Documentairetheatergezelschap Berlin maakt in de nieuwe voorstelling Ramble song een uitstapje naar pure fictie. De combinatie van muzikale en filmische elementen mist echter de subtiliteit en gelaagdheid die eerder werk van het gezelschap zo rijk maakte.

Zoals gebruikelijk bij een voorstelling van het Antwerpse documentairetheatergezelschap Berlin springt de publieksopstelling bij Ramble song meteen in het oog. Het is een soort arena, waar het publiek in een cirkel om vier muzikanten heen zit, terwijl de buitenste ring bestaat uit een videoscherm dat een panoramabeeld van 360 graden biedt. Bij aanvang is het scherm blauw, met enkele verkleuringen die aangeven dat we misschien naar de lucht of naar een wateroppervlak kijken.

Met Ramble song wijkt Berlin wat af van hun normale manier van werken. Waar de muziek van componist Peter van Laerhoven gebruikelijk een ondersteunende rol heeft in voorstellingen die het midden houden tussen documentaire en theater, is die nu leidend, samen met de filmische beelden van Bart Baele en Yves Degryse. Van Laerhoven hanteert in Ramble song een stijl die sterk naar filmmuziek neigt, of naar de experimentele post-rock van bands als Godspeed You! Black Emperor of Mogwai. De composities zijn ruimtevullend en regelmatig zwaar: het is muziek die vol op het gevoel speelt en weinig aan de verbeelding van de luisteraar overlaat.

Als concert hoeft dat geen probleem te zijn, daar sluit je gewoon je ogen en laat je je meevoeren. In combinatie met de eveneens weinig subtiele beelden rijdt Ramble song echter met volle vaart de afgrond van de kitsch in. Het begint al met het stuntelige Engels waarmee de makers een gevoel van filosofische diepgang lijken te willen creëren, maar dat zo bol staat van de krakkemikkige formuleringen dat het eerder op de dagboekoverpeinzingen van een middelbare scholier lijkt. De filmbeelden dragen bij aan een sfeer van theatrale overdaad: het magisch-realisme van Baele en Degryse vormde in vorige voorstellingen vaak een prikkelend contrast met het naturalisme van de documentaire beelden, maar nu het in Ramble song op zichzelf moet staan blijft het bij oppervlakkige symboliek. De makers spreken in taferelen bij de zee een mythologisch register aan, en in stedelijke scènes lijken ze het alledaagse absurdisme van Roy Andersson of Alex van Warmerdam te willen evenaren; in beide stijlen ontbreekt het de beelden echter aan gelaagdheid en verzandt het in visueel effectbejag.
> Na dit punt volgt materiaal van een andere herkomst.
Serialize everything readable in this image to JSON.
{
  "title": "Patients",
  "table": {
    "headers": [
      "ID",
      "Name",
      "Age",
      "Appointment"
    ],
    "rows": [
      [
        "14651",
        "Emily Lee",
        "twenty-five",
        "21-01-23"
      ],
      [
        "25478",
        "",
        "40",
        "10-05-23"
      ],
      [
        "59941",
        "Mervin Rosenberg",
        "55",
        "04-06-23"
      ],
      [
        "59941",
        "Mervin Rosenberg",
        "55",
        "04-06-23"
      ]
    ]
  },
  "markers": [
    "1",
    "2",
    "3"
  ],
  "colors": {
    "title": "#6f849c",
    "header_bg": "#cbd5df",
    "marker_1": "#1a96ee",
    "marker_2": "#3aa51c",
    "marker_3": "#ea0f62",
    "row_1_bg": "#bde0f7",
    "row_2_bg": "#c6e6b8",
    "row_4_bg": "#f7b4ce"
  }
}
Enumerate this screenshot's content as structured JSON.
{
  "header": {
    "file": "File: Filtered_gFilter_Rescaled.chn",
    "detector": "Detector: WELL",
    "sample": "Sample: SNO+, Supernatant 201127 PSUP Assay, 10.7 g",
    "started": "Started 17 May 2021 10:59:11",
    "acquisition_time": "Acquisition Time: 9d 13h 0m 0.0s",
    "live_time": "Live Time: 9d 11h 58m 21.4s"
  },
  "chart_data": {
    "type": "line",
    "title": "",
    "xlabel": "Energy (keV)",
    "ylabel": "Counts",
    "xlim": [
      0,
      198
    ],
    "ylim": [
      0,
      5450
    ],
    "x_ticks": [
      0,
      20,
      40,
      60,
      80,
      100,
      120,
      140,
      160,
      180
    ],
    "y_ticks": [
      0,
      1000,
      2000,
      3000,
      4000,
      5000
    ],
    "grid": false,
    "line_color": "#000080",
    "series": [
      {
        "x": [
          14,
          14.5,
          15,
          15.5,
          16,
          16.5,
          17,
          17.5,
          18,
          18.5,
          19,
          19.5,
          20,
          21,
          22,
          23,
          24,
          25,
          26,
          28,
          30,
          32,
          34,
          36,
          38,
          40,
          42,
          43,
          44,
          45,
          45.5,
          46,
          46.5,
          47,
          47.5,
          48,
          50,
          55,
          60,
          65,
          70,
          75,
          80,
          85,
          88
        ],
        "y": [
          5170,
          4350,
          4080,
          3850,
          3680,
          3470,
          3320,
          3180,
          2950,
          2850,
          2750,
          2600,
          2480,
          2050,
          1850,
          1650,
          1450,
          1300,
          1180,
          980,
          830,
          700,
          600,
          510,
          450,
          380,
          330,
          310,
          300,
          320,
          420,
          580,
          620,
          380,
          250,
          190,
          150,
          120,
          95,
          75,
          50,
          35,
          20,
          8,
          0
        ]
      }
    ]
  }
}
Het ontbreekt Rambles song vooral aan tegenkleur. Omdat zowel de muziek als de beelden continu op dezelfde sfeer en dezelfde gewichtigheid inzetten zonder dat er een inhoudelijke bodem wordt gelegd of ruimte voor interpretatievrijheid wordt gecreëerd, verdrinkt de voorstelling in een moeras van zijn eigen pretentie.